Despite their public facing facade of security, many of these third party services sit out with a trusted control environment with no guarantees as to the security of administrative maintenance access which could see info seepage. Especially if your company is IT related and you are discussing IT centric tit bits that that may be too tempting to backed admins hooked on the Social Media ‘Kudos’ of information scoops. The net is well seeded with examples of individuals tweaking or blogging information that has had its security de-sensitised through use of ‘secure’ social media platforms, whilst still intrinsically being confidential, subject to embargo or under NDA.
Wearing my Systems Auditor (CISA) hat I have been shocked having vetted similar types of services for clients to see the lax security behind the scenes. Not to mention the low price of data storage encouraging information storage, horded and data-mining, to the betterment of the third party. As time passes data’s security risks being eroded or ignored as it moves across media types and especially through merger and acquisitions and what was once sensitive becomes public domain. As we all know once its on the Internet, you will never get it back.

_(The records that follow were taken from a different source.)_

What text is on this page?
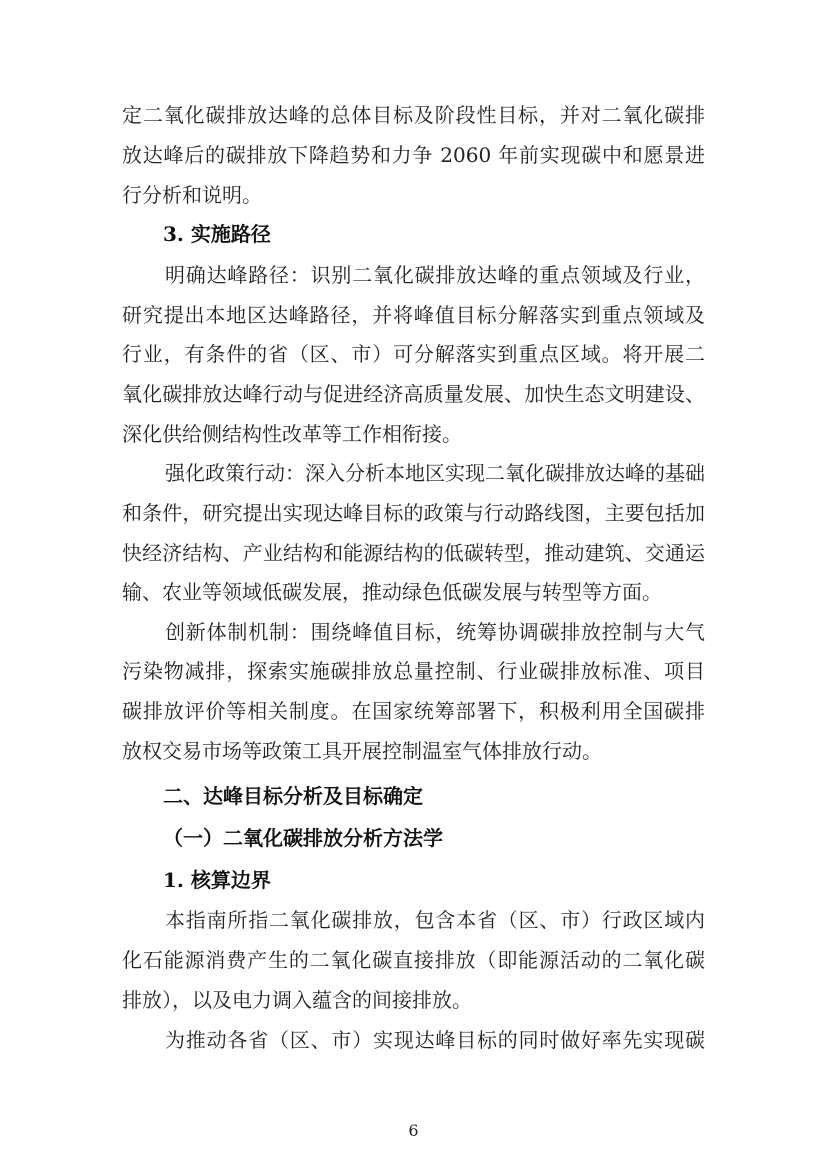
定二氧化碳排放达峰的总体目标及阶段性目标，并对二氧化碳排
放达峰后的碳排放下降趋势和力争 2060 年前实现碳中和愿景进
行分析和说明。
3. 实施路径
明确达峰路径：识别二氧化碳排放达峰的重点领域及行业，
研究提出本地区达峰路径，并将峰值目标分解落实到重点领域及
行业，有条件的省（区、市）可分解落实到重点区域。将开展二
氧化碳排放达峰行动与促进经济高质量发展、加快生态文明建设、
深化供给侧结构性改革等工作相衔接。
强化政策行动：深入分析本地区实现二氧化碳排放达峰的基础
和条件，研究提出实现达峰目标的政策与行动路线图，主要包括加
快经济结构、产业结构和能源结构的低碳转型，推动建筑、交通运
输、农业等领域低碳发展，推动绿色低碳发展与转型等方面。
创新体制机制：围绕峰值目标，统筹协调碳排放控制与大气
污染物减排，探索实施碳排放总量控制、行业碳排放标准、项目
碳排放评价等相关制度。在国家统筹部署下，积极利用全国碳排
放权交易市场等政策工具开展控制温室气体排放行动。
二、达峰目标分析及目标确定
（一）二氧化碳排放分析方法学
1. 核算边界
本指南所指二氧化碳排放，包含本省（区、市）行政区域内
化石能源消费产生的二氧化碳直接排放（即能源活动的二氧化碳
排放），以及电力调入蕴含的间接排放。
为推动各省（区、市）实现达峰目标的同时做好率先实现碳
6
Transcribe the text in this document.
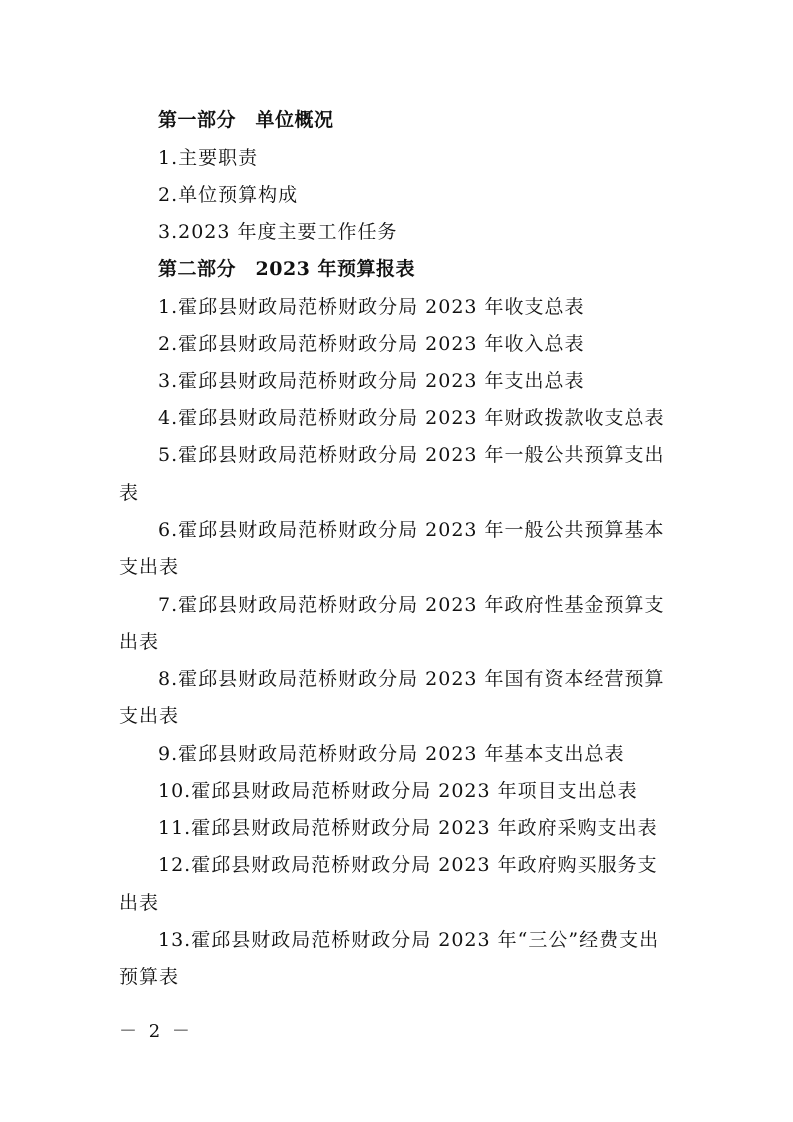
第一部分　单位概况
1.主要职责
2.单位预算构成
3.2023 年度主要工作任务
第二部分　2023 年预算报表
1.霍邱县财政局范桥财政分局 2023 年收支总表
2.霍邱县财政局范桥财政分局 2023 年收入总表
3.霍邱县财政局范桥财政分局 2023 年支出总表
4.霍邱县财政局范桥财政分局 2023 年财政拨款收支总表
5.霍邱县财政局范桥财政分局 2023 年一般公共预算支出
表
6.霍邱县财政局范桥财政分局 2023 年一般公共预算基本
支出表
7.霍邱县财政局范桥财政分局 2023 年政府性基金预算支
出表
8.霍邱县财政局范桥财政分局 2023 年国有资本经营预算
支出表
9.霍邱县财政局范桥财政分局 2023 年基本支出总表
10.霍邱县财政局范桥财政分局 2023 年项目支出总表
11.霍邱县财政局范桥财政分局 2023 年政府采购支出表
12.霍邱县财政局范桥财政分局 2023 年政府购买服务支
出表
13.霍邱县财政局范桥财政分局 2023 年“三公”经费支出
预算表
－ 2 －
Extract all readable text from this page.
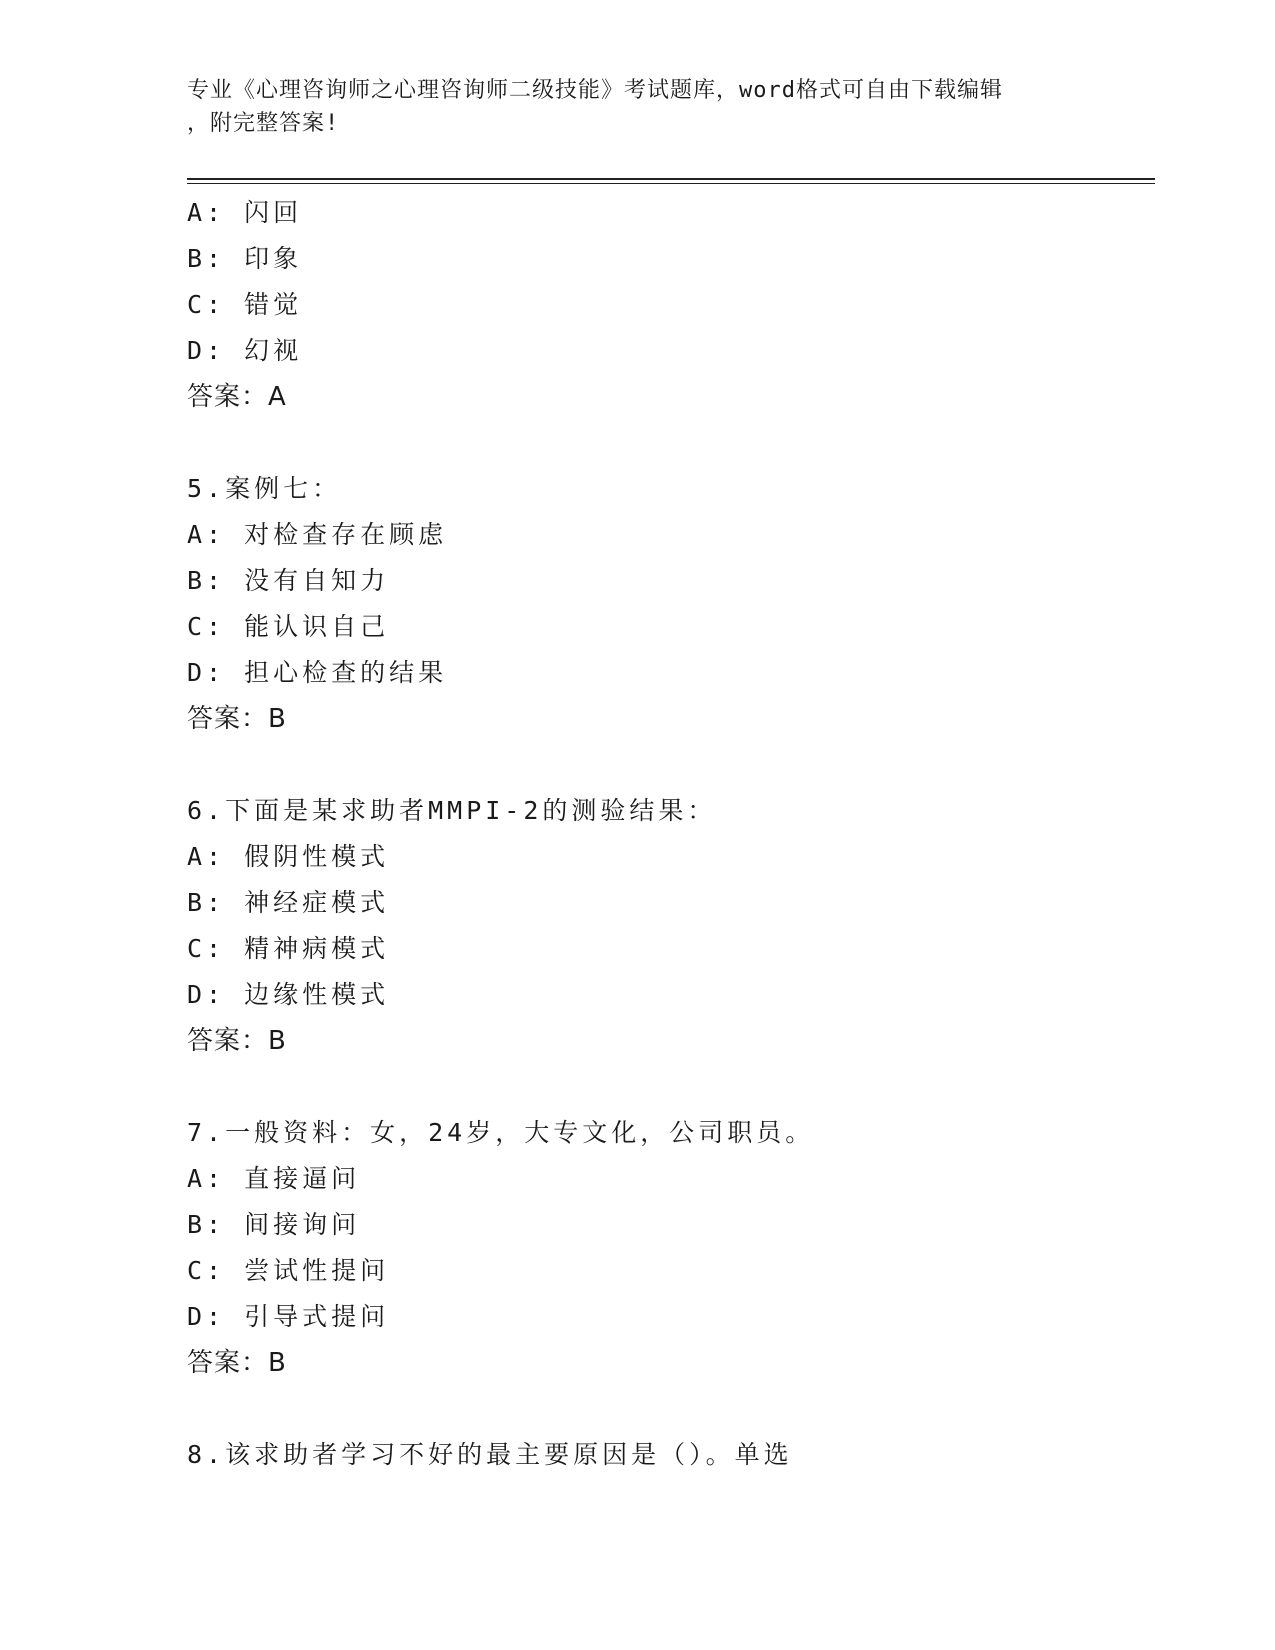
专业《心理咨询师之心理咨询师二级技能》考试题库，word格式可自由下载编辑
，附完整答案!
A: 闪回
B: 印象
C: 错觉
D: 幻视
答案：A
5.案例七：
A: 对检查存在顾虑
B: 没有自知力
C: 能认识自己
D: 担心检查的结果
答案：B
6.下面是某求助者MMPI-2的测验结果：
A: 假阴性模式
B: 神经症模式
C: 精神病模式
D: 边缘性模式
答案：B
7.一般资料：女，24岁，大专文化，公司职员。
A: 直接逼问
B: 间接询问
C: 尝试性提问
D: 引导式提问
答案：B
8.该求助者学习不好的最主要原因是（）。单选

In my blog ‘The Clouds Last Mile’ I highlighted another angle to this pernicious trend. How HP is allowing Google to latch onto its print credibility. In fact Google’s business model is frighteningly parasitic in its underlying practices, gorging itself with data, latched onto the Internet, paying little respect to demands for privacy. Street view having been imposed on us and its free services subject to its analytics of usage and content trends for its own betterment. Even their logo has the resonance of a magnetic limpet mine, albeit fashionably coloured.
Recent research has demonstrated how risky even anonymous data is, in the ability to re-attach such records. Ref: Differential Privacy by Cynthia Dwork, http://research.microsoft.com/apps/pubs/default.aspx?id=74339
After all with the large amount of information in the new world of business organizations are struggling to drive insights from the complexity. Conglomerating that information and making business decisions based on the information if challenging enough; if only they can find it all and make sense of it.
So next time your company links you to LinkedIn, Facebook etc for a discussion forum on a corporate subject, or maybe not next time, go and have a look at what is going on REAL time in this context and reflect ….. I will be surprised if you don’t find compliance and governance rules have been stretched, if not blatantly broken.
At an individual level, well we don’t all have corporate budgets and IT departments, and after selling your individuals information for a free service is not as compromising as for the corporates is it? …… Caveat venditor!